This is a strange malfunction you don't see very often — or ever. While his main canopy was deploying, this skydiver's left riser disconnected, and — his RSL being connected to that side — it partially pulled the reserve. He attempted to cutaway but couldn't get the handle to budge. He threw the reserve free bag to the side as far as he could, and then used both hands to pull on the cutaway as hard as he could. The second cutaway attempt successfully discounted the right riser, then he dealt with the line twists in the reserve. Notably, he was holding onto the right riser when he chopped and consequently broke a finger. Fortunately, that was the extent of his injuries.
The jumper who submitted this video said that he spoke to multiple master riggers and that both the canopy and rig manufacturers are investigating this incident.

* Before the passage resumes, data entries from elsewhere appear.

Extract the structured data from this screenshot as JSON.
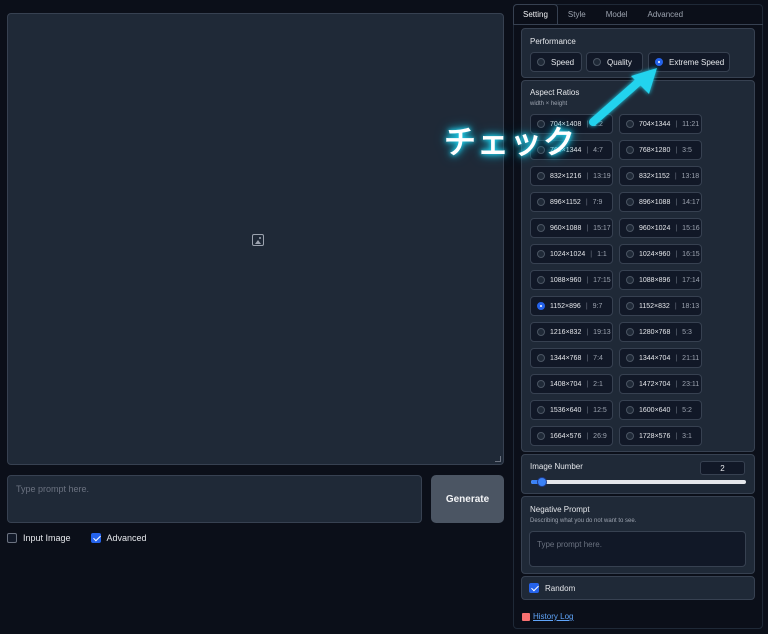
{
  "main": {
    "prompt_placeholder": "Type prompt here.",
    "generate_label": "Generate",
    "input_image_label": "Input Image",
    "input_image_checked": false,
    "advanced_label": "Advanced",
    "advanced_checked": true
  },
  "tabs": [
    {
      "label": "Setting",
      "active": true
    },
    {
      "label": "Style",
      "active": false
    },
    {
      "label": "Model",
      "active": false
    },
    {
      "label": "Advanced",
      "active": false
    }
  ],
  "performance": {
    "title": "Performance",
    "options": [
      {
        "label": "Speed",
        "selected": false
      },
      {
        "label": "Quality",
        "selected": false
      },
      {
        "label": "Extreme Speed",
        "selected": true
      }
    ]
  },
  "aspect_ratios": {
    "title": "Aspect Ratios",
    "subtitle": "width × height",
    "items": [
      {
        "value": "704×1408",
        "ratio": "1:2",
        "selected": false
      },
      {
        "value": "704×1344",
        "ratio": "11:21",
        "selected": false
      },
      {
        "value": "768×1344",
        "ratio": "4:7",
        "selected": false
      },
      {
        "value": "768×1280",
        "ratio": "3:5",
        "selected": false
      },
      {
        "value": "832×1216",
        "ratio": "13:19",
        "selected": false
      },
      {
        "value": "832×1152",
        "ratio": "13:18",
        "selected": false
      },
      {
        "value": "896×1152",
        "ratio": "7:9",
        "selected": false
      },
      {
        "value": "896×1088",
        "ratio": "14:17",
        "selected": false
      },
      {
        "value": "960×1088",
        "ratio": "15:17",
        "selected": false
      },
      {
        "value": "960×1024",
        "ratio": "15:16",
        "selected": false
      },
      {
        "value": "1024×1024",
        "ratio": "1:1",
        "selected": false
      },
      {
        "value": "1024×960",
        "ratio": "16:15",
        "selected": false
      },
      {
        "value": "1088×960",
        "ratio": "17:15",
        "selected": false
      },
      {
        "value": "1088×896",
        "ratio": "17:14",
        "selected": false
      },
      {
        "value": "1152×896",
        "ratio": "9:7",
        "selected": true
      },
      {
        "value": "1152×832",
        "ratio": "18:13",
        "selected": false
      },
      {
        "value": "1216×832",
        "ratio": "19:13",
        "selected": false
      },
      {
        "value": "1280×768",
        "ratio": "5:3",
        "selected": false
      },
      {
        "value": "1344×768",
        "ratio": "7:4",
        "selected": false
      },
      {
        "value": "1344×704",
        "ratio": "21:11",
        "selected": false
      },
      {
        "value": "1408×704",
        "ratio": "2:1",
        "selected": false
      },
      {
        "value": "1472×704",
        "ratio": "23:11",
        "selected": false
      },
      {
        "value": "1536×640",
        "ratio": "12:5",
        "selected": false
      },
      {
        "value": "1600×640",
        "ratio": "5:2",
        "selected": false
      },
      {
        "value": "1664×576",
        "ratio": "26:9",
        "selected": false
      },
      {
        "value": "1728×576",
        "ratio": "3:1",
        "selected": false
      }
    ]
  },
  "image_number": {
    "title": "Image Number",
    "value": "2",
    "level": 0.03
  },
  "negative_prompt": {
    "title": "Negative Prompt",
    "subtitle": "Describing what you do not want to see.",
    "placeholder": "Type prompt here."
  },
  "random": {
    "label": "Random",
    "checked": true
  },
  "history_log": "History Log",
  "annotation": "チェック",
  "colors": {
    "accent": "#2563eb",
    "annotation_glow": "#22d3ee"
  }
}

At the moment, the cause of the incident is unclear. The master riggers said that "based on the damage patterns... everything was hooked up correctly." Some theories were presented but there is no evidence to support them and rather than publish unverified conjecture, we are going to just leave it at that.
The reality about skydiving, or any inherently dangerous activity, is that no matter how good the equipment is, or how experienced the operator may be, something can still go wrong.
In skydiving, the factor that causes dangerous situations is almost universally the operator. Most of the injuries and deaths we see are due to user error. Examples include packing mistakes, poor decision making under canopy, ignoring safety standards, not doing gear checks, etc. However, sometimes — rarely — there are unpredictable equipment issues that the operator could not have prevented. Those situations are the ones where emergency procedures really matter and when having trained yourself to stay calm in an emergency can save your life.